In the past two days, Bitcoin funding rates on margin positions have skyrocketed to their highest levels in over two weeks, according to data from the OKX and dYdX cryptocurrency exchanges and presented by the cryptocurrency analytics website coinglass.com. This information was obtained from the cryptocurrency exchanges. If funding rates are positive, this may indicate that speculators are bullish and that long traders are supporting short traders at the expense of their capital.
The recent price increase of Bitcoin, which saw it reach fresh eight-month highs of $25,270 on Thursday after having been as low as the $21,300s earlier this week, has caused an increase in the rates at which Bitcoin is being funded, which has led to a surge in overall interest rates. Since then, the price of bitcoin has retreated to the top $23,000s, but it is still up more than 8.5% for the week.

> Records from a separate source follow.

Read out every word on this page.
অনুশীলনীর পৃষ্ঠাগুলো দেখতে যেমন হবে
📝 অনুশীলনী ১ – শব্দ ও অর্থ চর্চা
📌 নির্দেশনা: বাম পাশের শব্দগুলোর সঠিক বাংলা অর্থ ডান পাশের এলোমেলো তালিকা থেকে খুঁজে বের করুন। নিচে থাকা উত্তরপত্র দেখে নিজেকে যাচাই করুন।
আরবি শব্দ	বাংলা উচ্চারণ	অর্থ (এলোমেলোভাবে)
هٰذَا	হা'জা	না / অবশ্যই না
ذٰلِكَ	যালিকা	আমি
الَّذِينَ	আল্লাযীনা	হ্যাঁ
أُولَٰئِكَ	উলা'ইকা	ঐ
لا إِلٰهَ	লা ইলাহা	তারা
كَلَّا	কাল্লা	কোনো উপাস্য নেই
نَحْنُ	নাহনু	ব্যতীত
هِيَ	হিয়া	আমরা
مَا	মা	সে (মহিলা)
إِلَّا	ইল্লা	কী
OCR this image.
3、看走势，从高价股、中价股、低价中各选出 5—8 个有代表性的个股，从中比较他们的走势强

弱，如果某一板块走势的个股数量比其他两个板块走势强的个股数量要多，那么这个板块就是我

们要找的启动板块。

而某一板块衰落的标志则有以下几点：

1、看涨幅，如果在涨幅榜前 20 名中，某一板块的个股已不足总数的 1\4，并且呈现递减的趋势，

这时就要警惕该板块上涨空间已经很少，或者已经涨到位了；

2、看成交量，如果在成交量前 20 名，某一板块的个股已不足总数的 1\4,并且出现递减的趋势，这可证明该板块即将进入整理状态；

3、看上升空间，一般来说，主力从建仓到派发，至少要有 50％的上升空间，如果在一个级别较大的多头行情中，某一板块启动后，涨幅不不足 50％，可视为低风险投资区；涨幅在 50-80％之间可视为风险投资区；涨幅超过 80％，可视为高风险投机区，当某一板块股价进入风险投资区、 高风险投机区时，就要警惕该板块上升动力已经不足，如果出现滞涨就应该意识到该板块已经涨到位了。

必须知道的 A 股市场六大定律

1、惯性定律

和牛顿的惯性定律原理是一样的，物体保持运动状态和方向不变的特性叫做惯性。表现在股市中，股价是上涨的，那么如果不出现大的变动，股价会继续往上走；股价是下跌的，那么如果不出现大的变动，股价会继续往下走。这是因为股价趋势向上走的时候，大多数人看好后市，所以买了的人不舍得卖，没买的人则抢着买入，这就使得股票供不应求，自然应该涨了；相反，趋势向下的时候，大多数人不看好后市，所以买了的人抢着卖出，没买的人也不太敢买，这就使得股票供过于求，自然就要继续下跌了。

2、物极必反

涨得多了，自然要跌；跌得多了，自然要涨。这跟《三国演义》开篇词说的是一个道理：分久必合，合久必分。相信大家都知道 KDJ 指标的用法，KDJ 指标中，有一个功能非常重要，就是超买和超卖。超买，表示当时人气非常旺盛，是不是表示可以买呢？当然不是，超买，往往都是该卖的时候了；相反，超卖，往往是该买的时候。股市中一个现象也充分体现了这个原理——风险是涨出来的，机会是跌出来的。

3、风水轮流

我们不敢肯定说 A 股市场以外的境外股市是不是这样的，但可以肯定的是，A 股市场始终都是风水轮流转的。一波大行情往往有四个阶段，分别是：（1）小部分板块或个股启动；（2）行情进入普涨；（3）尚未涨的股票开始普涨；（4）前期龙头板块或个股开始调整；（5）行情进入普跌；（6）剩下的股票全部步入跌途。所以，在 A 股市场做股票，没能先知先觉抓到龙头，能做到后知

According to coinglass.com, the recent climb in the price of Bitcoin has also led to an increase in the number of people liquidating their short positions in Bitcoin futures.
The current climb in price, as well as the following increase in the margin financing rate, have occurred against the backdrop of an ongoing increase in the number of people investing in Bitcoin. At the very least, this is the conclusion that can be drawn from analyzing trends in the distribution of Bitcoin ownership among wallets. The number of wallets with a small Bitcoin balance (presumably retail investors) is expanding at a rapid clip, which suggests that this is the conclusion that should be drawn.

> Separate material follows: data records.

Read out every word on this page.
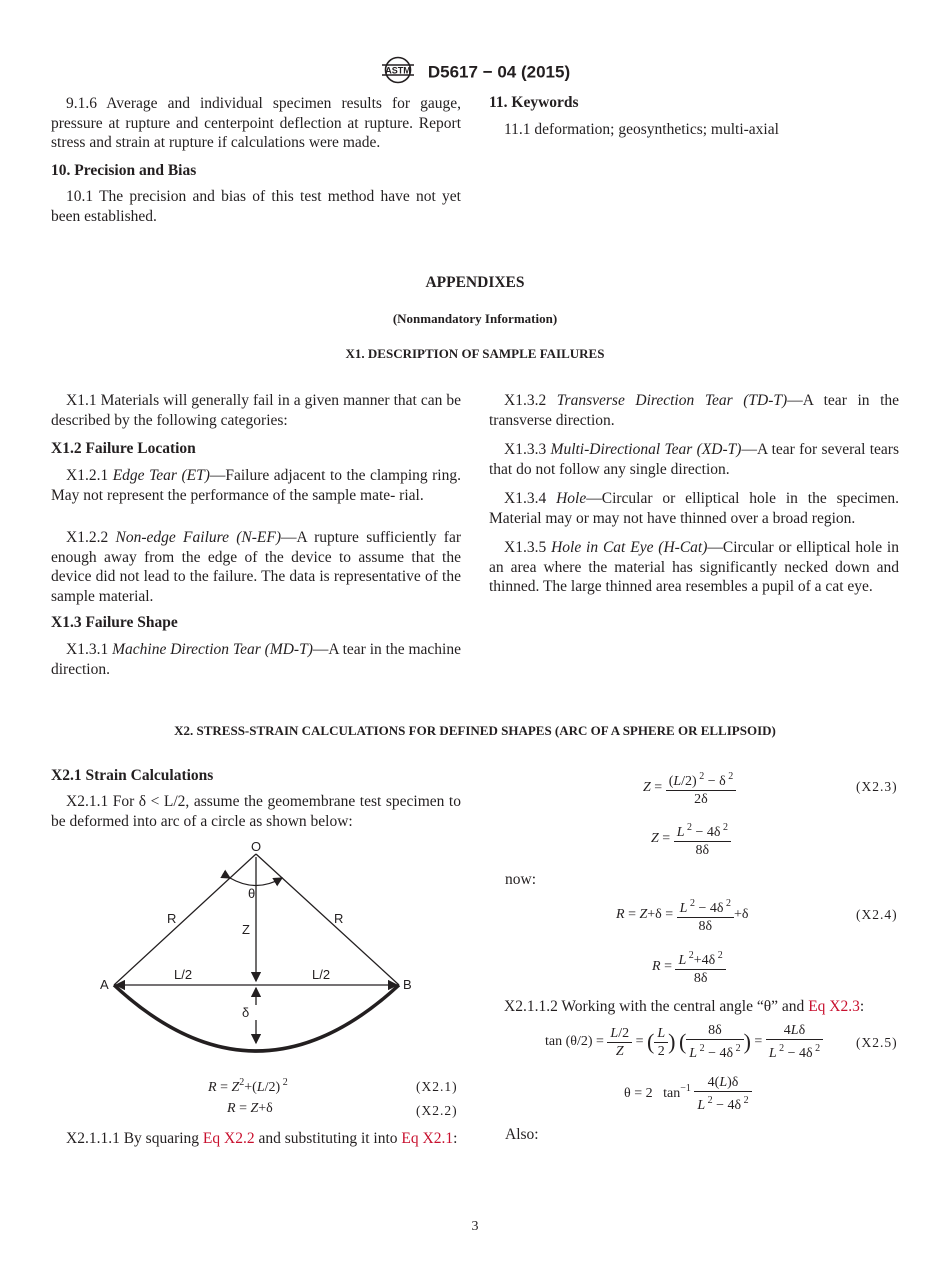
ASTM D5617 − 04 (2015)

9.1.6 Average and individual specimen results for gauge, pressure at rupture and centerpoint deflection at rupture. Report stress and strain at rupture if calculations were made.

10. Precision and Bias

10.1 The precision and bias of this test method have not yet been established.

11. Keywords

11.1 deformation; geosynthetics; multi-axial

APPENDIXES
(Nonmandatory Information)
X1. DESCRIPTION OF SAMPLE FAILURES

X1.1 Materials will generally fail in a given manner that can be described by the following categories:

X1.2 Failure Location

X1.2.1 Edge Tear (ET)—Failure adjacent to the clamping ring. May not represent the performance of the sample mate- rial.

X1.2.2 Non-edge Failure (N-EF)—A rupture sufficiently far enough away from the edge of the device to assume that the device did not lead to the failure. The data is representative of the sample material.

X1.3 Failure Shape

X1.3.1 Machine Direction Tear (MD-T)—A tear in the machine direction.

X1.3.2 Transverse Direction Tear (TD-T)—A tear in the transverse direction.

X1.3.3 Multi-Directional Tear (XD-T)—A tear for several tears that do not follow any single direction.

X1.3.4 Hole—Circular or elliptical hole in the specimen. Material may or may not have thinned over a broad region.

X1.3.5 Hole in Cat Eye (H-Cat)—Circular or elliptical hole in an area where the material has significantly necked down and thinned. The large thinned area resembles a pupil of a cat eye.

X2. STRESS-STRAIN CALCULATIONS FOR DEFINED SHAPES (ARC OF A SPHERE OR ELLIPSOID)

X2.1 Strain Calculations

X2.1.1 For δ < L/2, assume the geomembrane test specimen to be deformed into arc of a circle as shown below:

O
θ
R	R
Z
A	B
L/2	L/2
δ
$R = Z^2+(L/2)$ $^2$	(X2.1)
R = Z+δ	(X2.2)

X2.1.1.1 By squaring Eq X2.2 and substituting it into Eq X2.1:

$Z = \frac{(L/2) ^2 - \delta ^2}{2\delta}$	(X2.3)
$Z = \frac{L ^2 - 4\delta ^2}{8\delta}$

now:

$R = Z+\delta = \frac{L ^2 - 4\delta ^2}{8\delta} +\delta$	(X2.4)
$R = \frac{L ^2+4\delta ^2}{8\delta}$

X2.1.1.2 Working with the central angle “θ” and Eq X2.3:

$\tan (\theta/2) = \frac{L/2}{Z}$ = ( $\frac{L}{2}$ ) ( $\frac{8\delta}{L ^2 - 4\delta ^2}$ ) = $\frac{4L\delta}{L ^2 - 4\delta ^2} (X2.5)$
θ = 2   $\tan^{-1} \frac{4(L)\delta}{L ^2 - 4\delta ^2}$

Also:

3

The number of Bitcoin wallet addresses that have a balance greater than zero just surpassed 44 million for the first time, as reported by the crypto data analytics platform Glassnode. This expansion has been fueled, as should come as no surprise, by a rise in the number of wallets holding a meager sum of Bitcoin. Recently, the number of addresses with less than 0.01 BTC, known as “plankton” addresses, reached an all-time high exceeding 32.6 million.
In addition, the number of addresses known as “shrimp,” which are defined as holding less than one bitcoin, just reached a new all-time high that is above 43.2 million. This shows that there has been an influx of new investors, which is most certainly contributing to Bitcoin’s recent advances and helping to propel them.
During Bitcoin bear markets, historically speaking, the majority of BTC wealth has accumulated in the hands of a smaller number of investors who hold a higher level of conviction. When this BTC wealth concentration begins to shift in the opposite direction, it is often taken as an early indicator that a new Bitcoin bull market is underway and that unique investors are once again returning to the market. This pattern is reflected in the “realized HODL ratio” indicator that Glassnode provides.
The RHODL Ratio compares coins that are one week old to coins that are between one and two years old (i.e., when the coins last moved). When it goes up, this indicates that more coins are being traded, which in turn indicates an increase in the number of new buyers. When it goes down, it indicates that coins are being accumulated in wallets that are no longer willing to sell. This is something that typically occurs during a bear market when investors with weaker hands sell to investors with stronger hands.